After Judge Tucker’s latest order, Maureen Faulkner was quoted from her home in California:

“Does it affect my physically? It does. Am I sick to my stomach? Absolutely. I feel like going and throwing up,” said Maureen Faulkner, the widow of the slain officer.

“Jamal may be confined to a prison, but we are in a prison in our own mind, because we never know when we’re going to get telephone calls saying something like we heard last night,” she said on Friday.

Faulkner, who now lives in California, said she has always believed in the principle of “an eye for an eye,” saying she wishes the original sentence of capital punishment had been carried out.

“And that way, 37 years later, you do not have the family members grieving over the loss of a loved one because the case keeps coming up in court and reminding them,” she said.

Liberals unaccountably view Mumia Abu-Jamal, a cold-blooded killer, as a hero. There is a hero in this case, but it isn’t Mumia. Her name is Maureen Faulkner.

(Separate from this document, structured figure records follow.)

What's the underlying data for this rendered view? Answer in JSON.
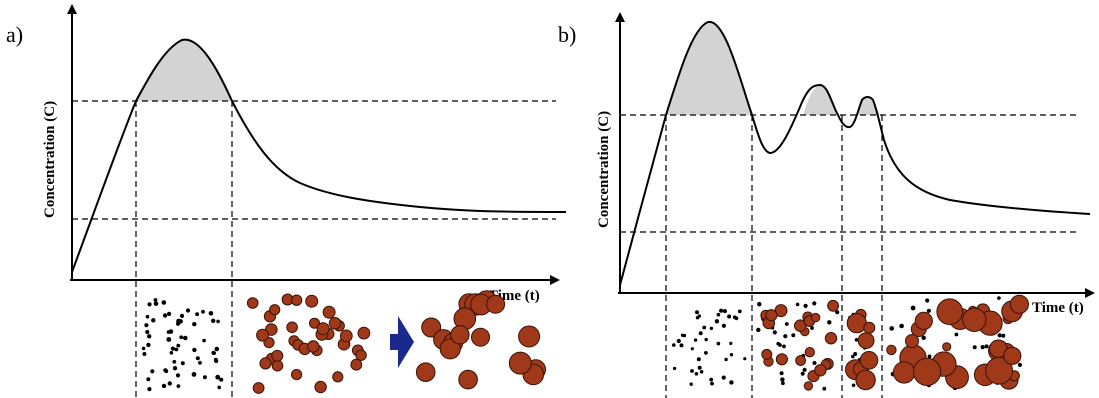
{
  "panels": [
    {
      "letter": "a)",
      "ylabel": "Concentration (C)",
      "xlabel": "Time (t)",
      "stages": [
        "nuclei (small dots)",
        "uniform particles",
        "grown particles"
      ]
    },
    {
      "letter": "b)",
      "ylabel": "Concentration (C)",
      "xlabel": "Time (t)",
      "stages": [
        "first nucleation",
        "second nucleation",
        "third nucleation",
        "polydisperse particles"
      ]
    }
  ],
  "colors": {
    "curve": "#000000",
    "shade": "#d3d3d3",
    "particle": "#a0391a",
    "particle_edge": "#3a1206",
    "dot": "#000000",
    "arrow": "#1a2a8c"
  }
}
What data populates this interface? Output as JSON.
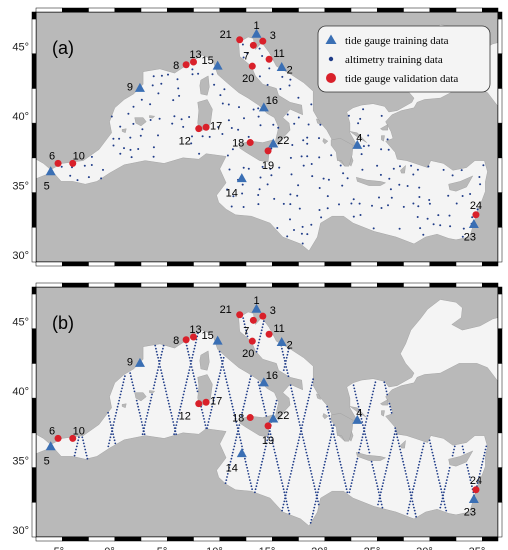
{
  "figure": {
    "panels": [
      {
        "id": "a",
        "label": "(a)",
        "altimetry_mode": "scattered"
      },
      {
        "id": "b",
        "label": "(b)",
        "altimetry_mode": "tracks"
      }
    ],
    "legend": {
      "entries": [
        {
          "symbol": "triangle",
          "color": "#3a6fb4",
          "text": "tide gauge training data"
        },
        {
          "symbol": "dot",
          "color": "#1f3c88",
          "text": "altimetry training data"
        },
        {
          "symbol": "circle",
          "color": "#d9202a",
          "text": "tide gauge validation data"
        }
      ]
    },
    "x_ticks": [
      "-5°",
      "0°",
      "5°",
      "10°",
      "15°",
      "20°",
      "25°",
      "30°",
      "35°"
    ],
    "x_tick_values": [
      -5,
      0,
      5,
      10,
      15,
      20,
      25,
      30,
      35
    ],
    "y_ticks": [
      "30°",
      "35°",
      "40°",
      "45°"
    ],
    "y_tick_values": [
      30,
      35,
      40,
      45
    ],
    "extent": {
      "lon": [
        -7,
        37
      ],
      "lat": [
        29.5,
        47.5
      ]
    },
    "colors": {
      "land": "#b9b9b9",
      "sea": "#f4f4f4",
      "training": "#3a6fb4",
      "validation": "#d9202a",
      "altimetry": "#1f3c88"
    }
  },
  "stations": [
    {
      "id": "1",
      "type": "training",
      "lon": 14.0,
      "lat": 45.9
    },
    {
      "id": "2",
      "type": "training",
      "lon": 16.4,
      "lat": 43.5
    },
    {
      "id": "3",
      "type": "validation",
      "lon": 14.6,
      "lat": 45.4
    },
    {
      "id": "4",
      "type": "training",
      "lon": 23.6,
      "lat": 37.9
    },
    {
      "id": "5",
      "type": "training",
      "lon": -5.6,
      "lat": 36.0
    },
    {
      "id": "6",
      "type": "validation",
      "lon": -4.9,
      "lat": 36.6
    },
    {
      "id": "7",
      "type": "validation",
      "lon": 13.7,
      "lat": 45.1
    },
    {
      "id": "8",
      "type": "validation",
      "lon": 7.3,
      "lat": 43.7
    },
    {
      "id": "9",
      "type": "training",
      "lon": 2.9,
      "lat": 42.0
    },
    {
      "id": "10",
      "type": "validation",
      "lon": -3.5,
      "lat": 36.6
    },
    {
      "id": "11",
      "type": "validation",
      "lon": 15.2,
      "lat": 44.1
    },
    {
      "id": "12",
      "type": "validation",
      "lon": 8.5,
      "lat": 39.1
    },
    {
      "id": "13",
      "type": "validation",
      "lon": 8.0,
      "lat": 43.9
    },
    {
      "id": "14",
      "type": "training",
      "lon": 12.6,
      "lat": 35.5
    },
    {
      "id": "15",
      "type": "training",
      "lon": 10.3,
      "lat": 43.6
    },
    {
      "id": "16",
      "type": "training",
      "lon": 14.7,
      "lat": 40.6
    },
    {
      "id": "17",
      "type": "validation",
      "lon": 9.2,
      "lat": 39.2
    },
    {
      "id": "18",
      "type": "validation",
      "lon": 13.4,
      "lat": 38.1
    },
    {
      "id": "19",
      "type": "validation",
      "lon": 15.1,
      "lat": 37.5
    },
    {
      "id": "20",
      "type": "validation",
      "lon": 13.6,
      "lat": 43.6
    },
    {
      "id": "21",
      "type": "validation",
      "lon": 12.4,
      "lat": 45.5
    },
    {
      "id": "22",
      "type": "training",
      "lon": 15.6,
      "lat": 38.0
    },
    {
      "id": "23",
      "type": "training",
      "lon": 34.7,
      "lat": 32.2
    },
    {
      "id": "24",
      "type": "validation",
      "lon": 34.9,
      "lat": 32.9
    }
  ]
}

UPDATE: From the comments:

I grew up in South Philly and know this story well. When I was a grad student at Arizona State in 2002, I was in line for a nightclub and the kid in front of me was wearing a “Free Mumia” shirt. I asked him what he know about Mumia and he proceeded to explain to me how the police set him up because he was critical of the police and the racist establishment on the radio. I proceeded to explain to him about how the altercation started, how Mumia was found shot, lying right next to Officer Faulkner, and how he was as guilty as sin. It was clear to me this kid had never heard any of the facts as I explained them to him, but his response has stuck with me since and will forever. “Well, he needs to be free to send the message to Bush and the right wingers that their racism will not be tolerated and even if he did it it was in self-defense and justified.”

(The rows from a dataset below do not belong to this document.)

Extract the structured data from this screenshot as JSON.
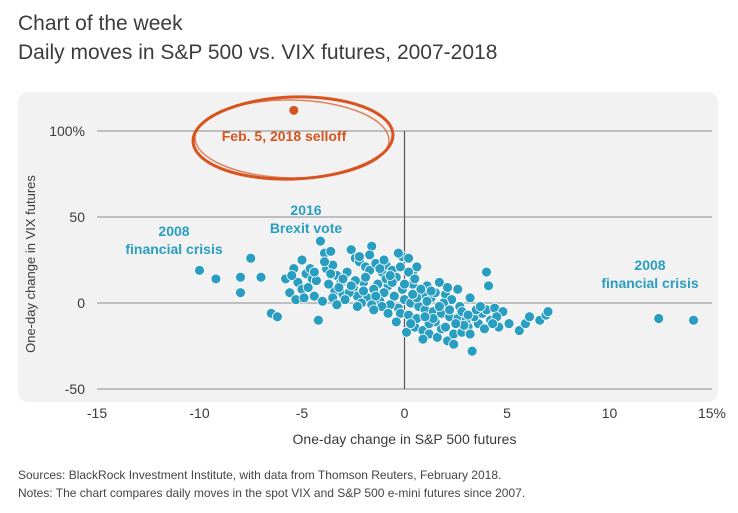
{
  "header": {
    "title": "Chart of the week",
    "subtitle": "Daily moves in S&P 500 vs. VIX futures, 2007-2018"
  },
  "chart_data": {
    "type": "scatter",
    "title": "Daily moves in S&P 500 vs. VIX futures, 2007-2018",
    "xlabel": "One-day change in S&P 500 futures",
    "ylabel": "One-day change in VIX futures",
    "xlim": [
      -15,
      15
    ],
    "ylim": [
      -50,
      100
    ],
    "xticks": [
      {
        "value": -15,
        "label": "-15"
      },
      {
        "value": -10,
        "label": "-10"
      },
      {
        "value": -5,
        "label": "-5"
      },
      {
        "value": 0,
        "label": "0"
      },
      {
        "value": 5,
        "label": "5"
      },
      {
        "value": 10,
        "label": "10"
      },
      {
        "value": 15,
        "label": "15%"
      }
    ],
    "yticks": [
      {
        "value": 100,
        "label": "100%"
      },
      {
        "value": 50,
        "label": "50"
      },
      {
        "value": 0,
        "label": "0"
      },
      {
        "value": -50,
        "label": "-50"
      }
    ],
    "grid": "horizontal",
    "series": [
      {
        "name": "Daily moves",
        "color": "#2a9ec0",
        "points": [
          [
            -10,
            19
          ],
          [
            -9.2,
            14
          ],
          [
            -8,
            15
          ],
          [
            -7.5,
            26
          ],
          [
            -8,
            6
          ],
          [
            -7,
            15
          ],
          [
            -6.5,
            -6
          ],
          [
            -6.2,
            -8
          ],
          [
            -5.8,
            14
          ],
          [
            -5.4,
            20
          ],
          [
            -5.2,
            12
          ],
          [
            -5,
            25
          ],
          [
            -5,
            8
          ],
          [
            -4.8,
            17
          ],
          [
            -4.6,
            20
          ],
          [
            -4.5,
            14
          ],
          [
            -4.2,
            -10
          ],
          [
            -4.1,
            36
          ],
          [
            -3.9,
            29
          ],
          [
            -3.8,
            20
          ],
          [
            -3.6,
            30
          ],
          [
            -3.5,
            22
          ],
          [
            -3.3,
            16
          ],
          [
            -3.1,
            12
          ],
          [
            -2.6,
            31
          ],
          [
            -2.4,
            26
          ],
          [
            -1.6,
            33
          ],
          [
            -2.2,
            24
          ],
          [
            -1.9,
            21
          ],
          [
            -1.7,
            19
          ],
          [
            -1.4,
            23
          ],
          [
            -1.1,
            18
          ],
          [
            -0.9,
            22
          ],
          [
            -0.6,
            19
          ],
          [
            -0.4,
            15
          ],
          [
            -0.1,
            27
          ],
          [
            0.2,
            26
          ],
          [
            0.4,
            17
          ],
          [
            0.6,
            21
          ],
          [
            0.1,
            -17
          ],
          [
            0.5,
            -14
          ],
          [
            0.9,
            -16
          ],
          [
            1.2,
            -18
          ],
          [
            1.6,
            -20
          ],
          [
            2.1,
            -22
          ],
          [
            2.4,
            -18
          ],
          [
            1.8,
            -15
          ],
          [
            2.8,
            -17
          ],
          [
            3.1,
            -14
          ],
          [
            3.3,
            -28
          ],
          [
            3.6,
            -12
          ],
          [
            3.9,
            -15
          ],
          [
            4.2,
            -10
          ],
          [
            4.6,
            -14
          ],
          [
            5.1,
            -12
          ],
          [
            5.6,
            -16
          ],
          [
            5.9,
            -12
          ],
          [
            6.1,
            -8
          ],
          [
            6.6,
            -10
          ],
          [
            6.9,
            -7
          ],
          [
            7.0,
            -5
          ],
          [
            4.1,
            10
          ],
          [
            3.2,
            3
          ],
          [
            2.6,
            8
          ],
          [
            1.7,
            12
          ],
          [
            1.1,
            10
          ],
          [
            2.0,
            5
          ],
          [
            1.3,
            3
          ],
          [
            0.9,
            5
          ],
          [
            -0.8,
            10
          ],
          [
            -1.3,
            11
          ],
          [
            -2.8,
            18
          ],
          [
            -3.4,
            7
          ],
          [
            -4.4,
            4
          ],
          [
            -5.6,
            6
          ],
          [
            -5.3,
            2
          ],
          [
            -4.0,
            1
          ],
          [
            -3.0,
            5
          ],
          [
            -2.5,
            9
          ],
          [
            -2.0,
            12
          ],
          [
            -1.5,
            8
          ],
          [
            -1.0,
            6
          ],
          [
            -0.5,
            4
          ],
          [
            0.0,
            2
          ],
          [
            0.3,
            0
          ],
          [
            0.7,
            -2
          ],
          [
            1.0,
            -4
          ],
          [
            1.4,
            -5
          ],
          [
            1.8,
            -6
          ],
          [
            2.2,
            -8
          ],
          [
            2.6,
            -9
          ],
          [
            3.0,
            -10
          ],
          [
            3.4,
            -8
          ],
          [
            3.8,
            -6
          ],
          [
            4.0,
            -4
          ],
          [
            4.4,
            -3
          ],
          [
            4.8,
            -5
          ],
          [
            -0.3,
            -3
          ],
          [
            -0.7,
            -1
          ],
          [
            -1.2,
            1
          ],
          [
            -1.8,
            3
          ],
          [
            -2.3,
            4
          ],
          [
            -2.7,
            6
          ],
          [
            -3.2,
            9
          ],
          [
            -3.7,
            11
          ],
          [
            -4.3,
            13
          ],
          [
            -4.7,
            9
          ],
          [
            -0.2,
            -6
          ],
          [
            0.2,
            -7
          ],
          [
            0.6,
            -9
          ],
          [
            1.5,
            -11
          ],
          [
            2.9,
            -13
          ],
          [
            -1.1,
            -2
          ],
          [
            -1.6,
            -1
          ],
          [
            -2.1,
            0
          ],
          [
            -2.9,
            2
          ],
          [
            -3.5,
            3
          ],
          [
            -0.9,
            14
          ],
          [
            -1.9,
            15
          ],
          [
            -2.4,
            13
          ],
          [
            0.8,
            8
          ],
          [
            0.4,
            11
          ],
          [
            1.5,
            6
          ],
          [
            2.3,
            2
          ],
          [
            1.9,
            0
          ],
          [
            2.7,
            -2
          ],
          [
            3.5,
            -4
          ],
          [
            0.6,
            3
          ],
          [
            -0.1,
            8
          ],
          [
            -0.6,
            12
          ],
          [
            1.2,
            -12
          ],
          [
            2.0,
            -14
          ],
          [
            2.5,
            -12
          ],
          [
            3.2,
            -18
          ],
          [
            -0.4,
            -11
          ],
          [
            0.9,
            -21
          ],
          [
            1.4,
            -9
          ],
          [
            3.7,
            -2
          ],
          [
            4.5,
            -8
          ],
          [
            4.3,
            -12
          ],
          [
            -1.4,
            4
          ],
          [
            -2.0,
            7
          ],
          [
            -2.6,
            10
          ],
          [
            -3.0,
            14
          ],
          [
            -3.6,
            17
          ],
          [
            -4.4,
            18
          ],
          [
            -0.2,
            21
          ],
          [
            0.2,
            18
          ],
          [
            -0.7,
            16
          ],
          [
            -1.2,
            20
          ],
          [
            -1.0,
            25
          ],
          [
            -0.3,
            29
          ],
          [
            0.5,
            14
          ],
          [
            0.0,
            11
          ],
          [
            -3.9,
            24
          ],
          [
            -2.2,
            27
          ],
          [
            -1.7,
            28
          ],
          [
            -5.5,
            16
          ],
          [
            -4.9,
            3
          ],
          [
            -3.3,
            -1
          ],
          [
            1.1,
            1
          ],
          [
            1.7,
            -2
          ],
          [
            2.2,
            -4
          ],
          [
            2.8,
            -5
          ],
          [
            3.1,
            -7
          ],
          [
            0.3,
            -12
          ],
          [
            1.0,
            -8
          ],
          [
            2.4,
            -24
          ],
          [
            -2.3,
            -2
          ],
          [
            -1.5,
            -4
          ],
          [
            -0.8,
            -6
          ],
          [
            0.4,
            5
          ],
          [
            1.3,
            7
          ],
          [
            2.1,
            9
          ],
          [
            4.0,
            18
          ]
        ]
      },
      {
        "name": "Feb. 5, 2018 selloff",
        "color": "#d9531e",
        "points": [
          [
            -5.4,
            112
          ]
        ]
      }
    ],
    "annotations": [
      {
        "id": "feb5",
        "text": "Feb. 5, 2018 selloff",
        "color": "#d9531e"
      },
      {
        "id": "left_crisis",
        "line1": "2008",
        "line2": "financial crisis",
        "color": "#2a9ec0"
      },
      {
        "id": "brexit",
        "line1": "2016",
        "line2": "Brexit vote",
        "color": "#2a9ec0"
      },
      {
        "id": "right_crisis_series",
        "points": [
          [
            12.4,
            -9
          ],
          [
            14.1,
            -10
          ]
        ]
      },
      {
        "id": "right_crisis",
        "line1": "2008",
        "line2": "financial crisis",
        "color": "#2a9ec0"
      }
    ]
  },
  "footer": {
    "sources": "Sources: BlackRock Investment Institute, with data from Thomson Reuters, February 2018.",
    "notes": "Notes: The chart compares daily moves in the spot VIX and S&P 500 e-mini futures since 2007."
  },
  "colors": {
    "panel": "#f2f2f2",
    "grid": "#8a8a8a",
    "axis": "#555555"
  }
}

My buddy saw my face and immediately grabbed me and said “let’s find a place less crowded.” My buddy knew that after I had a few, if I saw this idiot in the bar it was going to be on.

Liberals for the most part know he’s guilty. They don’t care. They want him free because they will love how angry people like me will get. That’s all they care about. And if Trump supporters are angry, all the better.

I think that sums it up pretty well. Bill Ayers’ “Guilty as sin, free as a bird” continues to exemplify liberals’ attitude toward our criminal justice system.